As an important figure of the non-cooperation movement Malaviya protested against the Simon Commission. In an act of delicious irony, Malaviya, borrowing from the 'Buy British' movement in England, started the 'Swadeshi movement against the British rule. He also wrote a detailed criticism of the Montagu-Chelmsford proposal for Indian constitutional reforms in 1918.

Malaviya was a long standing member of the Congress party. As a paternal figure to many of the second wave Congress leaders, he influenced, among others, Gandhi and Jawahar Lal Nehru. In his part Gandhi, who considered him as an elder brother, gave him the honorific title of ' Mahamana ' or great soul.

A prolific journalist himself, he had been the chairman of the Hindustan Times from 1924 to 1946, and was instrumental in the launch of the newspapers Hindi edition. In his youth, he also founded the now defunct English language newspaper The Leader as well as the Hindi monthly called Maryada and the Hindi weekly titled Abhyudaya.

Being an ardent Hindu, he was also one of the founding members of the Gorakshak Mandal— intended to protect and preserve cows, which Hindus consider holy.
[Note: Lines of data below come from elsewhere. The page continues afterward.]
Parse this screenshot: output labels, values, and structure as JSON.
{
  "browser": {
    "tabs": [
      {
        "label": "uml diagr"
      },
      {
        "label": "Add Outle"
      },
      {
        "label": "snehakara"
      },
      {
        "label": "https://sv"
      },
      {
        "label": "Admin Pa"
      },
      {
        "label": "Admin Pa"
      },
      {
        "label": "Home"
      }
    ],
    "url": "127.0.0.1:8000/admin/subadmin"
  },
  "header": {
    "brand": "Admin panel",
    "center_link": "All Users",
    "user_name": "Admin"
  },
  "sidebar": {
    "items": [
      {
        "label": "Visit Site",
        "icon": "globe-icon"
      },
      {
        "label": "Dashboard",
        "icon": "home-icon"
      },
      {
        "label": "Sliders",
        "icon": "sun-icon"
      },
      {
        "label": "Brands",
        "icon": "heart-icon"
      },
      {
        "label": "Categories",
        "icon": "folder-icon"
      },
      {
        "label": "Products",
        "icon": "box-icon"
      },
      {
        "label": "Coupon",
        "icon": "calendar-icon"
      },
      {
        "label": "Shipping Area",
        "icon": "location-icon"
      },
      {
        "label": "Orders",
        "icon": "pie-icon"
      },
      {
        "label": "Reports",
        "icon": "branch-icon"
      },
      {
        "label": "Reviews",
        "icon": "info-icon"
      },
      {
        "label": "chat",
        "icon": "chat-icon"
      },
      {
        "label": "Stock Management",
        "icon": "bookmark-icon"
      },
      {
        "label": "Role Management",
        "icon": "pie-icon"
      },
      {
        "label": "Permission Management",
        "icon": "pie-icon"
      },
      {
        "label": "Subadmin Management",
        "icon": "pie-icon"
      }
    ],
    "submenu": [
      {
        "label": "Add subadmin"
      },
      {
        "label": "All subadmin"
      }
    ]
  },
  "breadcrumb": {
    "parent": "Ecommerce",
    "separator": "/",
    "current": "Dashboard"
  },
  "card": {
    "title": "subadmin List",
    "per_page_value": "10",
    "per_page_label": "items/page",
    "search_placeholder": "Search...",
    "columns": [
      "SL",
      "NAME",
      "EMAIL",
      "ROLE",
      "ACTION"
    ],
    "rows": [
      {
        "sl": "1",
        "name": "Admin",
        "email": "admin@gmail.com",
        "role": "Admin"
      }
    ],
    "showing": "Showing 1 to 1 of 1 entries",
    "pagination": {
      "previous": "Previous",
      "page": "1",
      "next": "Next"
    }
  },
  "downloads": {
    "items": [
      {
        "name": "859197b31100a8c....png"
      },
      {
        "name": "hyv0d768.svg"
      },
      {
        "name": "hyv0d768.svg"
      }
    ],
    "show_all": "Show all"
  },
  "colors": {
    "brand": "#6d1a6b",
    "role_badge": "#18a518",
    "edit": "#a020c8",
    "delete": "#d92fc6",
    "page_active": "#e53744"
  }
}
The mandal, along with similar organisations, were instrumental in making the prohibition of cow slaughter an article in the Directive Principles of State Policy.

Being very active in the field of Indian Politics, he remained Congress President for a record number of four times- in 1909 (Lahore), in 1918 (Delhi), in 1930 (Delhi) and in 1932 (Calcutta).